Rome: A History in Seven Sackings by Matthew Kneale, Atlantic, 464pp, £20
Any writer undertaking a history of Rome must take a very deep breath: here is a historical canvas so broad that most would blanch at the prospect. The longevity of Roman civilisation means that any attempt at a comprehensive linear history would present the reader with an impossibly crowded narrative. Furthermore, ours is not an era when a six-volume epic like Gibbon’s Decline and Fall is likely to find a ready audience.
So it is that many authors have found it more convenient to break the subject down into bite-sized chunks. Hence Kneale has chosen seven episodes from Rome’s history when the city fell to invaders.
He starts the ball rolling with the Gauls in the 4th century BC and works through the list until the Nazis slouch on to the scene. So the reader is taken on a 2,500-year journey with punctuation provided by these violent interludes.
But this approach has its problems. The book is studded with intriguing and thought-provoking facts. For instance, the claim that the Colosseum is the most concentrated killing ground in the world, where anything between a quarter and half a million people, many of them early Christians, died, has certainly changed my view of that magnificent ruin. But the book finally fails to satisfy.

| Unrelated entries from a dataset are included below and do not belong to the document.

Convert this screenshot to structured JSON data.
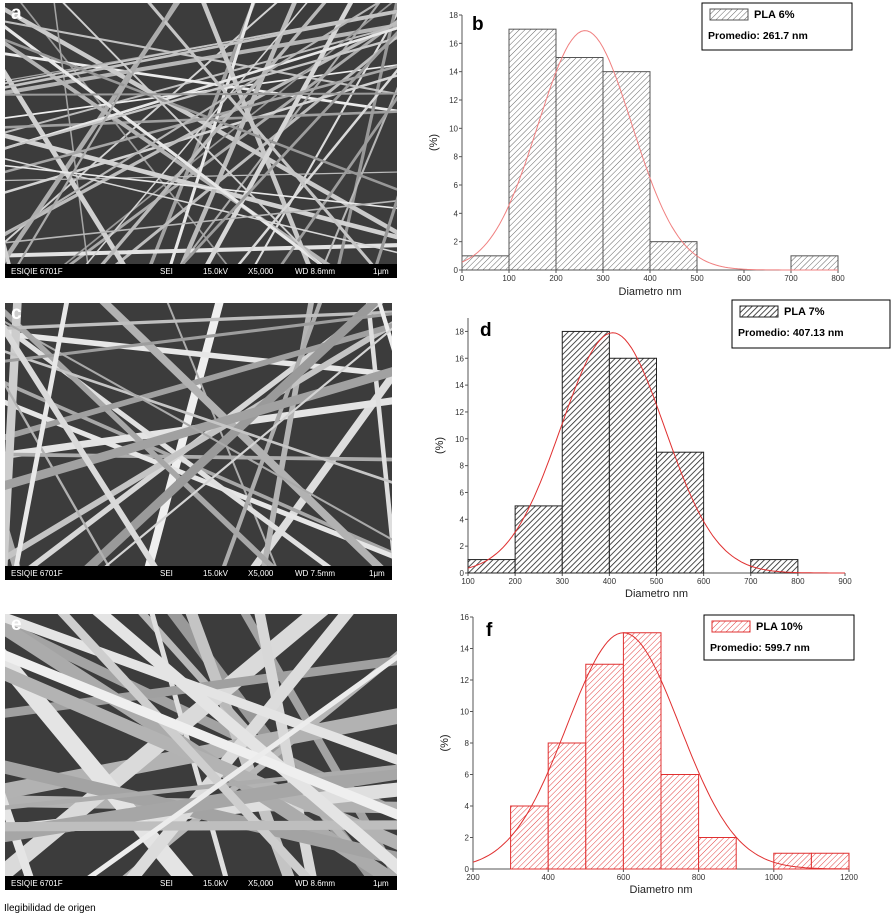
{
  "panels": [
    {
      "letter": "a",
      "info": {
        "inst": "ESIQIE 6701F",
        "mode": "SEI",
        "kv": "15.0kV",
        "mag": "X5,000",
        "wd": "WD 8.6mm",
        "scale": "1μm"
      }
    },
    {
      "letter": "c",
      "info": {
        "inst": "ESIQIE 6701F",
        "mode": "SEI",
        "kv": "15.0kV",
        "mag": "X5,000",
        "wd": "WD 7.5mm",
        "scale": "1μm"
      }
    },
    {
      "letter": "e",
      "info": {
        "inst": "ESIQIE 6701F",
        "mode": "SEI",
        "kv": "15.0kV",
        "mag": "X5,000",
        "wd": "WD 8.6mm",
        "scale": "1μm"
      }
    }
  ],
  "chart_data": [
    {
      "type": "bar",
      "letter": "b",
      "color": "#555555",
      "curve_color": "#f08080",
      "xlabel": "Diametro nm",
      "ylabel": "(%)",
      "xlim": [
        0,
        800
      ],
      "ylim": [
        0,
        18
      ],
      "xticks": [
        0,
        100,
        200,
        300,
        400,
        500,
        600,
        700,
        800
      ],
      "yticks": [
        0,
        2,
        4,
        6,
        8,
        10,
        12,
        14,
        16,
        18
      ],
      "bins": [
        [
          0,
          100,
          1
        ],
        [
          100,
          200,
          17
        ],
        [
          200,
          300,
          15
        ],
        [
          300,
          400,
          14
        ],
        [
          400,
          500,
          2
        ],
        [
          700,
          800,
          1
        ]
      ],
      "fit": {
        "mean": 261.7,
        "sd": 100,
        "peak": 16.9
      },
      "legend": {
        "series": "PLA 6%",
        "promedio": "Promedio: 261.7 nm"
      }
    },
    {
      "type": "bar",
      "letter": "d",
      "color": "#222222",
      "curve_color": "#e03030",
      "xlabel": "Diametro nm",
      "ylabel": "(%)",
      "xlim": [
        100,
        900
      ],
      "ylim": [
        0,
        19
      ],
      "xticks": [
        100,
        200,
        300,
        400,
        500,
        600,
        700,
        800,
        900
      ],
      "yticks": [
        0,
        2,
        4,
        6,
        8,
        10,
        12,
        14,
        16,
        18
      ],
      "bins": [
        [
          100,
          200,
          1
        ],
        [
          200,
          300,
          5
        ],
        [
          300,
          400,
          18
        ],
        [
          400,
          500,
          16
        ],
        [
          500,
          600,
          9
        ],
        [
          700,
          800,
          1
        ]
      ],
      "fit": {
        "mean": 407.13,
        "sd": 110,
        "peak": 17.9
      },
      "legend": {
        "series": "PLA 7%",
        "promedio": "Promedio: 407.13 nm"
      }
    },
    {
      "type": "bar",
      "letter": "f",
      "color": "#e03030",
      "curve_color": "#e03030",
      "xlabel": "Diametro nm",
      "ylabel": "(%)",
      "xlim": [
        200,
        1200
      ],
      "ylim": [
        0,
        16
      ],
      "xticks": [
        200,
        400,
        600,
        800,
        1000,
        1200
      ],
      "yticks": [
        0,
        2,
        4,
        6,
        8,
        10,
        12,
        14,
        16
      ],
      "bins": [
        [
          300,
          400,
          4
        ],
        [
          400,
          500,
          8
        ],
        [
          500,
          600,
          13
        ],
        [
          600,
          700,
          15
        ],
        [
          700,
          800,
          6
        ],
        [
          800,
          900,
          2
        ],
        [
          1000,
          1100,
          1
        ],
        [
          1100,
          1200,
          1
        ]
      ],
      "fit": {
        "mean": 599.7,
        "sd": 150,
        "peak": 15
      },
      "legend": {
        "series": "PLA 10%",
        "promedio": "Promedio: 599.7 nm"
      }
    }
  ],
  "footer": "Ilegibilidad de origen"
}
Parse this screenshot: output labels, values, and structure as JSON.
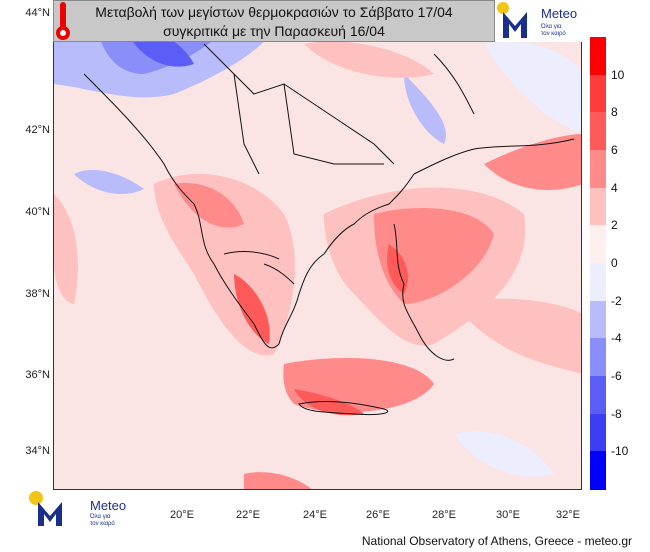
{
  "title": {
    "line1": "Μεταβολή των μεγίστων θερμοκρασιών το Σάββατο 17/04",
    "line2": "συγκριτικά με την Παρασκευή 16/04"
  },
  "logo": {
    "name": "Meteo",
    "tagline_1": "Όλα για",
    "tagline_2": "τον καιρό",
    "icon": "thermometer-icon"
  },
  "axes": {
    "lat_labels": [
      "44°N",
      "42°N",
      "40°N",
      "38°N",
      "36°N",
      "34°N"
    ],
    "lon_labels": [
      "20°E",
      "22°E",
      "24°E",
      "26°E",
      "28°E",
      "30°E",
      "32°E"
    ]
  },
  "colorbar": {
    "labels": [
      "10",
      "8",
      "6",
      "4",
      "2",
      "0",
      "-2",
      "-4",
      "-6",
      "-8",
      "-10"
    ],
    "colors": [
      "#ff0000",
      "#ff3c3c",
      "#ff5a5a",
      "#ff8a8a",
      "#ffc0c0",
      "#fff0f0",
      "#eceefd",
      "#b8bcfb",
      "#8a8ef8",
      "#5a5ef6",
      "#3c3ef4",
      "#0000ff"
    ]
  },
  "footer": {
    "credit": "National Observatory of Athens, Greece - meteo.gr"
  }
}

The most rewarding histories are those where the writer brings clarity to some historical theme and the general reader can immerse themselves in an unfamiliar landscape to emerge, by the end, wiser and better informed. But Kneale’s book feels too much like an exercise in picking out the tastier bits from the smorgasbord of Roman history.
It lacks coherence and it left this reader longing for an authoritative, readable one-volume history of a city which is the crucible of our Western world.